To care for your car, even in the winter, wash it often. You can take it to a car cleaner or go winter-friendly waterless and clean it yourself. You’ll also want to put some sort of protective wax on your vehicle. A polymer wax barrier can be added at almost any local car wash and will protect those hard-to-reach areas of your car.

Protect Your Windshield

If you park outside in the winter, your windshield takes a hit. In order to make sure that your windshield is protected from the elements, start by making sure there are no small cracks or chips. Cracks and chips have a way of rapidly expanding in the winter months and if not taken care of before the freezing temperatures hit, you could be left with one big crack.

You will also want to protect your windshield in other ways during the winter. When you park outside overnight, make sure to cover your windshield with a protective covering. It is also a good idea to leave your wipers raised overnight in case it freezes outside. If your wipers are not raised, you run the risk of having them freeze to the windshield.

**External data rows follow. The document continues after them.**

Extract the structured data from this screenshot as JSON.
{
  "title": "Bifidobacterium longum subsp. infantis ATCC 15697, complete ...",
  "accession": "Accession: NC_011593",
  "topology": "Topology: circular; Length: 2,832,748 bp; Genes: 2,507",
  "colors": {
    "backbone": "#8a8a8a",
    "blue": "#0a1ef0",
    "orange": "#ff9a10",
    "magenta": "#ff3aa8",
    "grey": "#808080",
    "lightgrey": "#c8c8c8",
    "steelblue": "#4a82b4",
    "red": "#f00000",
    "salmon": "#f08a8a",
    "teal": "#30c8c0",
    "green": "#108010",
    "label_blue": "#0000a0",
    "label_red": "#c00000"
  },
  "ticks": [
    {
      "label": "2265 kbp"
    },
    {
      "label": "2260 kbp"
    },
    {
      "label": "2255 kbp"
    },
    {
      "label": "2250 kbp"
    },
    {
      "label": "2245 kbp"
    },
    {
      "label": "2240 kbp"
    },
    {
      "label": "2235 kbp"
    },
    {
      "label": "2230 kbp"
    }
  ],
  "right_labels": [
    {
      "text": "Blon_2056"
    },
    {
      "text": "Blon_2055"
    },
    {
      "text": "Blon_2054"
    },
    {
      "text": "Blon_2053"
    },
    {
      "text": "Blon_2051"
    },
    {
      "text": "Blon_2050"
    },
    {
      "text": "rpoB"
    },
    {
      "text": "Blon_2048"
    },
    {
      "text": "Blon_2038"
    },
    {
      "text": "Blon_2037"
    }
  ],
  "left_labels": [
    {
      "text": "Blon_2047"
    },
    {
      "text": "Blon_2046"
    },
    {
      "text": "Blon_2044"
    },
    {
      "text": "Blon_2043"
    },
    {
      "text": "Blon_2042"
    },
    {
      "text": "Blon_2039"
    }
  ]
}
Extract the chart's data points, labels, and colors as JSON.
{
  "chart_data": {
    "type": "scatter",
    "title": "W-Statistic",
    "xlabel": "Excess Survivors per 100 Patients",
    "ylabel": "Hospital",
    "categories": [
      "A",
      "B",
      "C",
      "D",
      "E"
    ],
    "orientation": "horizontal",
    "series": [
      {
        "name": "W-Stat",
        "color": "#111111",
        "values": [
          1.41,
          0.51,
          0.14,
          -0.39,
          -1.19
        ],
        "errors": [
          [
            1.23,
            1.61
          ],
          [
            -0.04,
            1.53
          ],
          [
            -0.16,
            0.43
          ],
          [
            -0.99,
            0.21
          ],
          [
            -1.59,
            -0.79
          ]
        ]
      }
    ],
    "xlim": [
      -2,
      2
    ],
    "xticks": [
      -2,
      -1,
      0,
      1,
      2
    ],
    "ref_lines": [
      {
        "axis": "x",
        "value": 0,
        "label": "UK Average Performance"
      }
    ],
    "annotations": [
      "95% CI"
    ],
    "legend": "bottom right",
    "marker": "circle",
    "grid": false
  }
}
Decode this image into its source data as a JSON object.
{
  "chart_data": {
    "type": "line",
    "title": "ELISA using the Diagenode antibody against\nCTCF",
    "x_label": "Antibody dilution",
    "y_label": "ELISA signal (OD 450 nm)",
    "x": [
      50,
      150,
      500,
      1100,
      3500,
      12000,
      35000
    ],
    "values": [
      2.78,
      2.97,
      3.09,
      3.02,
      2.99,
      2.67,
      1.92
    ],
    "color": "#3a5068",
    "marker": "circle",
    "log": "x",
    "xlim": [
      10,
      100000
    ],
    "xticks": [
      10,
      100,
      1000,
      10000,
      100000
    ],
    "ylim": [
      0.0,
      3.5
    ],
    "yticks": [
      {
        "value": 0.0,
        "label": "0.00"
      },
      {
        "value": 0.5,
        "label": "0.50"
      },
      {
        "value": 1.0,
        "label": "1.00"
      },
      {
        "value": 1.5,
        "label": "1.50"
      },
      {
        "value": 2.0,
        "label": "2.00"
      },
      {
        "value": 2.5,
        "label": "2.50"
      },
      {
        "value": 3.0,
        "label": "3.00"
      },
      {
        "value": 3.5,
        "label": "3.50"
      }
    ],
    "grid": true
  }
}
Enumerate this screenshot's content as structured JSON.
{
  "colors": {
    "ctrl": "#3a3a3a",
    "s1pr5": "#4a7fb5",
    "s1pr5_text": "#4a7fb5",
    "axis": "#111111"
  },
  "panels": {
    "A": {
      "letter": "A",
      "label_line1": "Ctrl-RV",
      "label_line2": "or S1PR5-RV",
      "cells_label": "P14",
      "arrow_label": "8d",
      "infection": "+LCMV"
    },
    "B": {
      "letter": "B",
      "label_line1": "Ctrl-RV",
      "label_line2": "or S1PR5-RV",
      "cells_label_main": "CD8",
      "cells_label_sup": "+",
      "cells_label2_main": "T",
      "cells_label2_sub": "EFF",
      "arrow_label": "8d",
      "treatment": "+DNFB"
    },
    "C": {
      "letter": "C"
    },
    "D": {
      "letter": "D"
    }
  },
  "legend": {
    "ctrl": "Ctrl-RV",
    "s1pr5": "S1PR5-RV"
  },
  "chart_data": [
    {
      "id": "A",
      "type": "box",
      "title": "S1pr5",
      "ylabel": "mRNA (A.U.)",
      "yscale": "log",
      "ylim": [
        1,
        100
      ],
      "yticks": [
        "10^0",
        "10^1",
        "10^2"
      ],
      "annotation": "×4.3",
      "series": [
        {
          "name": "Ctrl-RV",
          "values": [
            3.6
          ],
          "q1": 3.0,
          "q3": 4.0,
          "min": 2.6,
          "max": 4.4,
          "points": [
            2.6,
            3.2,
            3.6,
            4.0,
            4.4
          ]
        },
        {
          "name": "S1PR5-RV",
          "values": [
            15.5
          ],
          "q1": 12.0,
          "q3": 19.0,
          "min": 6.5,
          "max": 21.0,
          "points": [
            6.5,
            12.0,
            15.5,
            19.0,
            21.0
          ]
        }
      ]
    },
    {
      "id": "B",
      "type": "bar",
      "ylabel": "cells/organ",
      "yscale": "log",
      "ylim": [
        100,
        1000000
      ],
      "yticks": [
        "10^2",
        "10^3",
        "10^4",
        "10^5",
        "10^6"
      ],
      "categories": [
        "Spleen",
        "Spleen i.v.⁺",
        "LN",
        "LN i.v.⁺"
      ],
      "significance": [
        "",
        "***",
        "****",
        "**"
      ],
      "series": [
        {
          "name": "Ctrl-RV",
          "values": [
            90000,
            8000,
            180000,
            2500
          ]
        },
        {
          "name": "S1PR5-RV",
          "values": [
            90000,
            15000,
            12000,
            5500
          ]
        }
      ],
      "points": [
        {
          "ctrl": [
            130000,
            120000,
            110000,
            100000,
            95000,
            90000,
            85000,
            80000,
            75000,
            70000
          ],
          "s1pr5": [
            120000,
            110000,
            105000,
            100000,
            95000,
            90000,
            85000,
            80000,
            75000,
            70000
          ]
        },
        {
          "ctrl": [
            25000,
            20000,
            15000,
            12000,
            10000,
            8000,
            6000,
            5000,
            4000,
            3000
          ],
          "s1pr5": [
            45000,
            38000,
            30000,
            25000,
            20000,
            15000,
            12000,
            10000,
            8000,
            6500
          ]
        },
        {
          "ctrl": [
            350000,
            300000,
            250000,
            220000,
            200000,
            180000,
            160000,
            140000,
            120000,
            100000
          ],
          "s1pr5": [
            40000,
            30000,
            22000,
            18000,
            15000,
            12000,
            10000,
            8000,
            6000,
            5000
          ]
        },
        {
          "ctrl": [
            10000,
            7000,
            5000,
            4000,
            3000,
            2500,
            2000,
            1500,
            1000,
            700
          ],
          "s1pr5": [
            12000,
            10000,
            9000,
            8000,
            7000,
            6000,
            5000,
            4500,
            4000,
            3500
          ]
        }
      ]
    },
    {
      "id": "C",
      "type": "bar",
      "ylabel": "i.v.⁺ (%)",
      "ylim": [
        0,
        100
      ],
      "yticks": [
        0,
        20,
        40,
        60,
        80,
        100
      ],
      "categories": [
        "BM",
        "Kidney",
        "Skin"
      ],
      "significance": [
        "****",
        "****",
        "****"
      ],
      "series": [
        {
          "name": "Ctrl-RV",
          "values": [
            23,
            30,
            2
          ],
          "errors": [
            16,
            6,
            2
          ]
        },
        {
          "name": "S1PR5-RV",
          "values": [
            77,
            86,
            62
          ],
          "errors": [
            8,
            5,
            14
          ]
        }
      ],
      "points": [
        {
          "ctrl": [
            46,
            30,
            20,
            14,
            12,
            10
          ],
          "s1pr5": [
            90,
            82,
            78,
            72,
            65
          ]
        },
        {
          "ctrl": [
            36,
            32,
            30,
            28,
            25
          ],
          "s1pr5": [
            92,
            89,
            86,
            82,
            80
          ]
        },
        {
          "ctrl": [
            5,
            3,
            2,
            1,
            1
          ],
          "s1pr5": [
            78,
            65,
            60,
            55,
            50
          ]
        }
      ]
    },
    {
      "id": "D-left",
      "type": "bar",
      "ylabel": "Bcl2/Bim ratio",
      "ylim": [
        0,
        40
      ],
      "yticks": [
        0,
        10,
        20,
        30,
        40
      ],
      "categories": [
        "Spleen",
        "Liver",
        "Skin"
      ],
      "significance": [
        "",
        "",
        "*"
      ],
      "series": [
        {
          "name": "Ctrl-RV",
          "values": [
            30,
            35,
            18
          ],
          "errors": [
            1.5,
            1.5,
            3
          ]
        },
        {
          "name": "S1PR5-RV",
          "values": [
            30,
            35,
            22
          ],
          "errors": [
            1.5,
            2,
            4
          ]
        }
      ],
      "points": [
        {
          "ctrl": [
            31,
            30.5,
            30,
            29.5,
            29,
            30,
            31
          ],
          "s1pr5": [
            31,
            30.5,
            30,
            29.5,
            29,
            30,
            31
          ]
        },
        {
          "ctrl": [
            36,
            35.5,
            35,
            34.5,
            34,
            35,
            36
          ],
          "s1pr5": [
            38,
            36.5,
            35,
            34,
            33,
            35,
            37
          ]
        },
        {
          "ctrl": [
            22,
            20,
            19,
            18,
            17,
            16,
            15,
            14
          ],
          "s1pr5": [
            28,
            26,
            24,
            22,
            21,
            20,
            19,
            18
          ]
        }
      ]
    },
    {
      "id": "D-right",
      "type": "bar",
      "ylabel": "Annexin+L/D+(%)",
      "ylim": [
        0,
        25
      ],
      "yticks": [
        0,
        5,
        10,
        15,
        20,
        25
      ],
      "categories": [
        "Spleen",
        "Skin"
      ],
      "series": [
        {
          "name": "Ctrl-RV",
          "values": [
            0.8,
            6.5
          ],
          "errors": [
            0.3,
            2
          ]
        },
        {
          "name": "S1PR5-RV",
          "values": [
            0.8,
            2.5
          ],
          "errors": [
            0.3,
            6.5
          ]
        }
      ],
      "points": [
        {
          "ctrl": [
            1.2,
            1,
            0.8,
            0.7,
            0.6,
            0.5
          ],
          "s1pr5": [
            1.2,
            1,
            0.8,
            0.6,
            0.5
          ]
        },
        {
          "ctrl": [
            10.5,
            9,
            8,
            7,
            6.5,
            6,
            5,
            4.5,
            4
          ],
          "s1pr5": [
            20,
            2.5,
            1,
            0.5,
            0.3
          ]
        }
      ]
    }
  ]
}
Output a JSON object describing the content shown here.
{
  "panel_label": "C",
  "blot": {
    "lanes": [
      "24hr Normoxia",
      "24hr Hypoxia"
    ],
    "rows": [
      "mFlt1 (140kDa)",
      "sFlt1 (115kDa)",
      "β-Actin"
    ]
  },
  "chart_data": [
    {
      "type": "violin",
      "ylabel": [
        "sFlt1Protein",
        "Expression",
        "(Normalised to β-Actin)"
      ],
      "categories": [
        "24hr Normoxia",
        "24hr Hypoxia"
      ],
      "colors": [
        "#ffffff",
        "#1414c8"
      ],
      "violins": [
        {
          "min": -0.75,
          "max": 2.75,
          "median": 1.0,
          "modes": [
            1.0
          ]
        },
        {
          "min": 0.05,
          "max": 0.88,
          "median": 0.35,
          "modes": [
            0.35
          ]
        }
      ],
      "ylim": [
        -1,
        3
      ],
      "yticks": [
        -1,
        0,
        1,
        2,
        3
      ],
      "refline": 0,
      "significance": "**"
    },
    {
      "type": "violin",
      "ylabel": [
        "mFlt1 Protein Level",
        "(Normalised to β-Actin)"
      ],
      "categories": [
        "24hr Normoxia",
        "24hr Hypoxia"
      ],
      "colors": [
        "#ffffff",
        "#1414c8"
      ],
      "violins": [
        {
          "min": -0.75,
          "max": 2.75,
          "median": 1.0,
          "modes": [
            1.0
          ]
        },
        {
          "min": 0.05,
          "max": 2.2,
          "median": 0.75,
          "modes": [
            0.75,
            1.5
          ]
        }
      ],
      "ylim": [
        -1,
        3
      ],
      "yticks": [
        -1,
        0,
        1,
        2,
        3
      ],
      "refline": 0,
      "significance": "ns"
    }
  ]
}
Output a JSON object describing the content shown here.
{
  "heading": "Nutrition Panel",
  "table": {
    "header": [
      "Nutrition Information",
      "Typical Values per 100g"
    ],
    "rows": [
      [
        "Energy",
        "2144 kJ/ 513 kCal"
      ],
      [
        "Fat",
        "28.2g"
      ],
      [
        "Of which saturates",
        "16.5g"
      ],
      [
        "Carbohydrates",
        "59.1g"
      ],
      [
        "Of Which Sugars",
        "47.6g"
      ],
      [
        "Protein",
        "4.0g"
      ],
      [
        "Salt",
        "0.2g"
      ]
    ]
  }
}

Lastly, you can make your own windshield de-icing spray. Take two parts rubbing alcohol and one part water and combine them in a spray bottle. Shake well and then spray liberally on thick chunks of ice on your windshield. You can also create a de-icing solution by combining three scoops of road salt to a spray bottle of water. This solution can also be used to melt the ice off your windshield and speed up your morning routine.

Maintain Your Tires and Fluids

There are also just a few basic things you should do for your car as the winter rolls around in cold cities. If necessary, swap out your regular tires for snow tires. Especially if you only have a two-wheel drive, snow tires can make a big difference. It’s also important to check your tire pressure once every week or so to make sure that the change in temperature outside hasn’t brought a change in pressure inside.

You’ll also want to check your car’s coolant levels to make sure that it has enough anti-freeze to get you through the winter.

Keep a Repair Kit in the Car

Emergencies happen, and if you park your car outside all winter, you can increase your risk of auto-related issues. If for some reason you end up in a pinch, you will want to make sure that you have a car emergency kit on hand. Car emergency kits can be customized to your situation and season.

While it’s always important to have road flairs, first aid kits, and a little food on hand, it’s also important to have warm winter clothing stocked up. Keep a coat and some gloves and socks in the back of your car, a blanket too. Even if it’s just a space blanket, the extra warmth may keep all of your fingers and toes intact while you wait for help to arrive.

Other important things to include in the kit are a knife, a flashlight, jumper cables, a cigarette lighter charger and any necessary medications that you cannot go without. Even though help will certainly be on the way, you want to be prepared for any icy breakdown.